Small Business Health Options Program
State-based marketplaces operating small business health options program (SHOPs) will no longer be required to provide employee eligibility, premium aggregation, and online enrollment functionality for plan years beginning on or after January 1, 2018. Further, because the federally facilitated marketplace will no longer perform these functions, states operating a SBM-FP for SHOP (Kentucky and Nevada) will no longer be able to use the federal system for those functions.
Flexibility for State Marketplaces
HHS has sought input on how it can best support SBM-FP efforts to use commercial eligibility and enrollment platforms. In this final Payment Notice, HHS notes that while it remains unable to offer state-specific customization of healthcare.gov, it intends to explore options for streamlining current requirements and leveraging the private sector, including through enhanced direct enrollment through web-brokers or insurers.

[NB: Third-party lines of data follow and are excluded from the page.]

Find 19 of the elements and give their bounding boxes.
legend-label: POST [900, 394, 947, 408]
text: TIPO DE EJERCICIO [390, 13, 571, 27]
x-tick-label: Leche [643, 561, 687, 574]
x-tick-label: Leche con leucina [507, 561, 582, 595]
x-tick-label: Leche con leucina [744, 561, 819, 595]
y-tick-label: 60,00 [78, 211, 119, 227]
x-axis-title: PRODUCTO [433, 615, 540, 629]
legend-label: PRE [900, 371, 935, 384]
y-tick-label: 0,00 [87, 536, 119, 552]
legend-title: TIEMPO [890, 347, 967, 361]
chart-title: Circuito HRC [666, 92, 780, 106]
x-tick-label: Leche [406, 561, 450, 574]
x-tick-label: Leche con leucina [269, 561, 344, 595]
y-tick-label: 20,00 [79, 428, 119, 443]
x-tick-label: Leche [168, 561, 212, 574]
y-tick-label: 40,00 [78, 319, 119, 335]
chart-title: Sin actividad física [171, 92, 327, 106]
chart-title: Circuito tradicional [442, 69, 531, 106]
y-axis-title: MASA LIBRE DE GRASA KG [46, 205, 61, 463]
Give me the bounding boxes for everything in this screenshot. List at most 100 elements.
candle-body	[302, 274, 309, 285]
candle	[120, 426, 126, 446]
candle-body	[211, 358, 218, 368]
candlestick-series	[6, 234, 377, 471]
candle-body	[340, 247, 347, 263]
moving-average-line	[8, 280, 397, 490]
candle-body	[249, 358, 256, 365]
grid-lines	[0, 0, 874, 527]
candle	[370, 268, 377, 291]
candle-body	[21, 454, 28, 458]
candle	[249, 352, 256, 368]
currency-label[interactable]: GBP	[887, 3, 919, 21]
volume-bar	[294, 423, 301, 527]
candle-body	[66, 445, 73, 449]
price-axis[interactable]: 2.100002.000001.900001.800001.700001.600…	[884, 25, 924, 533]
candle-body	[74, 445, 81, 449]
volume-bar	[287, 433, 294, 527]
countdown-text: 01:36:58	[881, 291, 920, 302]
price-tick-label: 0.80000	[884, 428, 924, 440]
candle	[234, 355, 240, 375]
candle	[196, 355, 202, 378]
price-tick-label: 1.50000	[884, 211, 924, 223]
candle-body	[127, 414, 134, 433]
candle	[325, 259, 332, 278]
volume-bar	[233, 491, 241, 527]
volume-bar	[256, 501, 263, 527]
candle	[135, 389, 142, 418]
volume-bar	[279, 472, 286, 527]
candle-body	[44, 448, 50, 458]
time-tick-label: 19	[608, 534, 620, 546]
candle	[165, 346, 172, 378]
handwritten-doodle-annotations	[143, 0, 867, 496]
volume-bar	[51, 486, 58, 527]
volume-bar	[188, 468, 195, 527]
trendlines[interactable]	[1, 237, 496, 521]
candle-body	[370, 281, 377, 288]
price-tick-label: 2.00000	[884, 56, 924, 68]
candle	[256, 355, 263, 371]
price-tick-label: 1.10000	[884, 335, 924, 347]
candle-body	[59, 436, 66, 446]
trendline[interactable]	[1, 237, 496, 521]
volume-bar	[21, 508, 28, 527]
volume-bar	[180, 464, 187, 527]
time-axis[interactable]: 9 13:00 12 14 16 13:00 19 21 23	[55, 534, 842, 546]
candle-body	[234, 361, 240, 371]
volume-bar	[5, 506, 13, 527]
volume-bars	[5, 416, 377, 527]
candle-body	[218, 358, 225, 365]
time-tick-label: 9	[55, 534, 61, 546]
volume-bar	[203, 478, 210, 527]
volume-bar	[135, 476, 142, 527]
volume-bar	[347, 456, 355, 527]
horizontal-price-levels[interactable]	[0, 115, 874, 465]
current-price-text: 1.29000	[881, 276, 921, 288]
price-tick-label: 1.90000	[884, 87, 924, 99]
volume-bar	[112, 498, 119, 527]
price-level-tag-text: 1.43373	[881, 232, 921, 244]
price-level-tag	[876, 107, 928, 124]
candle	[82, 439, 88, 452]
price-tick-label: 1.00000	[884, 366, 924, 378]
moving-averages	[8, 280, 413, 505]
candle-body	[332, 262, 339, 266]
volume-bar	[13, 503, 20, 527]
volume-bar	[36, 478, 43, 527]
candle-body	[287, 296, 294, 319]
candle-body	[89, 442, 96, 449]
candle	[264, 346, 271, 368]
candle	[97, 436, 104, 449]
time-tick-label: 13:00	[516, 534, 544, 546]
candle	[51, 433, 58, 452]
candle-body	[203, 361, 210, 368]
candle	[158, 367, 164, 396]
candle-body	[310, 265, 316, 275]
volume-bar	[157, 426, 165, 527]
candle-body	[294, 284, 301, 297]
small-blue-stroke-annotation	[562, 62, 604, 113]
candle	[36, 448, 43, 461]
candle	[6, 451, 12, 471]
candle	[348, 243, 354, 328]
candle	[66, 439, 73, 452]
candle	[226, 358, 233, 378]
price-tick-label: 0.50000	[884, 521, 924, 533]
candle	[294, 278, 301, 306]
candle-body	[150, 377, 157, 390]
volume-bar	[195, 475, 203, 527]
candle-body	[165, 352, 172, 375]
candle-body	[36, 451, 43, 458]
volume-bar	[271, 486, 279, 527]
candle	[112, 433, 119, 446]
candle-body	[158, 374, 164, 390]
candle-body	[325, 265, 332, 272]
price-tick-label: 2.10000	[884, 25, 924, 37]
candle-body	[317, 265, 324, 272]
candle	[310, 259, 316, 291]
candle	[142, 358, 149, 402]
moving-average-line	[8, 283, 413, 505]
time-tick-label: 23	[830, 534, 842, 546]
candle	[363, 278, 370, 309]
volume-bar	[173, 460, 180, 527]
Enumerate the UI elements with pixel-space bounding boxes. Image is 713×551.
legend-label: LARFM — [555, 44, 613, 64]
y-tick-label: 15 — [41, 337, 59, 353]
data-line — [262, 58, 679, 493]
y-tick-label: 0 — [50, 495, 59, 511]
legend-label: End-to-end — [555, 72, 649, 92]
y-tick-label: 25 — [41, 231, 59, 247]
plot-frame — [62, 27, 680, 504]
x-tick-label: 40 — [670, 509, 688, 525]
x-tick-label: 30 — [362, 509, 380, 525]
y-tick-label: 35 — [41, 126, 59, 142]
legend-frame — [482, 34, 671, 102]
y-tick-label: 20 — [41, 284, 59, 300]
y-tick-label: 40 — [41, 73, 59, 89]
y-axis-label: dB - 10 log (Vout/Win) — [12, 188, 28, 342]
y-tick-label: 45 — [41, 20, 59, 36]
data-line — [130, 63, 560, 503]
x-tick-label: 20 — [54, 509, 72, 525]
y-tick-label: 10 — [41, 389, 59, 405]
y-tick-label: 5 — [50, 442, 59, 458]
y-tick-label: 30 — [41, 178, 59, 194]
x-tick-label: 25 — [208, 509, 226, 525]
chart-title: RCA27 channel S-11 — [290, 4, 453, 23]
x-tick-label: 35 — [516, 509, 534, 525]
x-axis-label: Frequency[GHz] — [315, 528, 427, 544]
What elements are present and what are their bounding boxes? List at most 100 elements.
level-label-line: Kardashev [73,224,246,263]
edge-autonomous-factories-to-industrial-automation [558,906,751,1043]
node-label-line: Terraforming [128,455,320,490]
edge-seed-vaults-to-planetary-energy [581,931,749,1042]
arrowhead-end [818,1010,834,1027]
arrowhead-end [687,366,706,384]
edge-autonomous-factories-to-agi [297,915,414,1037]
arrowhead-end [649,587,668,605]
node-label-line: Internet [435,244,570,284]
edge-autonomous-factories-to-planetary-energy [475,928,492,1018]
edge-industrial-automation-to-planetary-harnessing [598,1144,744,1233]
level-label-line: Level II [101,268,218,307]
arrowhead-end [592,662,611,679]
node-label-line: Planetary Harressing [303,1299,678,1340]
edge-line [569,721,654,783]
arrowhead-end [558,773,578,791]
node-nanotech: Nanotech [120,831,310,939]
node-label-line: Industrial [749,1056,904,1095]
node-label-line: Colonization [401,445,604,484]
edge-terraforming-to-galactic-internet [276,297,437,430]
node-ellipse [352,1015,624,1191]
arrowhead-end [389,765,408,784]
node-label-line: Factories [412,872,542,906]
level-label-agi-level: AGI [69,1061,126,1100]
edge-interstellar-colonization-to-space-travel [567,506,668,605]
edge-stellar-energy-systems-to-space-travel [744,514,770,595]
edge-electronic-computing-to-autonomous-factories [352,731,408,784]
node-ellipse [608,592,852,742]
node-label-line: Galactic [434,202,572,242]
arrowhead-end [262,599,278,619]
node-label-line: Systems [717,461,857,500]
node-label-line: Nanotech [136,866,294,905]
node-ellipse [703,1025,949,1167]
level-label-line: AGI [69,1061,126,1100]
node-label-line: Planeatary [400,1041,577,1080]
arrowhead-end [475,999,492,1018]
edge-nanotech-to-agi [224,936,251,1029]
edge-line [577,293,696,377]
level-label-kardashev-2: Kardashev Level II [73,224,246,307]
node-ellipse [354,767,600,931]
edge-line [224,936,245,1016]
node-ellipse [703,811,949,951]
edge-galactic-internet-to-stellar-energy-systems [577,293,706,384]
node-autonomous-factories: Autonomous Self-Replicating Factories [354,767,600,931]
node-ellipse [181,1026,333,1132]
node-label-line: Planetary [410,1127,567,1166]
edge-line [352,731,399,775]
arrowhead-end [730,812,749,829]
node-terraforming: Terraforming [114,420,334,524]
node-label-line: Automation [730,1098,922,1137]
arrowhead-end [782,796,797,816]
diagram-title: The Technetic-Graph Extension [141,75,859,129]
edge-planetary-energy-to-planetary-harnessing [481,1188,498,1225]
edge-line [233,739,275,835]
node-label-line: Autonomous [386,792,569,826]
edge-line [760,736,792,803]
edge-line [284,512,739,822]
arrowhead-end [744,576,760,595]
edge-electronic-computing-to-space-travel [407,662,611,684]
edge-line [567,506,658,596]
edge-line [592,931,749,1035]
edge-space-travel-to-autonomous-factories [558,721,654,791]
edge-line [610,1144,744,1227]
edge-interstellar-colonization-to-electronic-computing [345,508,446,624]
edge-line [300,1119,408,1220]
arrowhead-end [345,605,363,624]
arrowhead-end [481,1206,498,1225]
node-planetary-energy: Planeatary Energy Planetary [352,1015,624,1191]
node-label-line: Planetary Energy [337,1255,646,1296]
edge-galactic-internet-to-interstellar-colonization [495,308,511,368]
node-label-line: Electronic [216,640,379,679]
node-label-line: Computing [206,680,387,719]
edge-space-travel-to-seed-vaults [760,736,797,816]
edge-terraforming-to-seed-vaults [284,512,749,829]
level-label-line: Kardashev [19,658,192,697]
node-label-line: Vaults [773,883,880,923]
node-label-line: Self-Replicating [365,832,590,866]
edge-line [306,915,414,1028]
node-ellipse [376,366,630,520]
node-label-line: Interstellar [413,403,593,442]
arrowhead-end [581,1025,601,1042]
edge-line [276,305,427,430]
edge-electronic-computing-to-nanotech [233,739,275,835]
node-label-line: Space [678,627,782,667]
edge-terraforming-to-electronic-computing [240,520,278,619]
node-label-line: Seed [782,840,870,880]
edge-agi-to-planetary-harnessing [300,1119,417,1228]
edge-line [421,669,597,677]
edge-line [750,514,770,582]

The annual Payment Notice sets policy for the ACA’s marketplaces, insurance reforms, and premium stabilization programs, and this 2019 rule is the first one issued by the Trump administration. The final rule reflects the administration’s interest in expanding the role of states in providing oversight and administering the ACA. With that expanded role comes a need for states to make important decisions about plan benefit design, affordability, and marketplace operations, in some cases within a very short timeframe.
 States with merged individual and small-group markets will also have the opportunity to request reductions in risk adjustment transfers.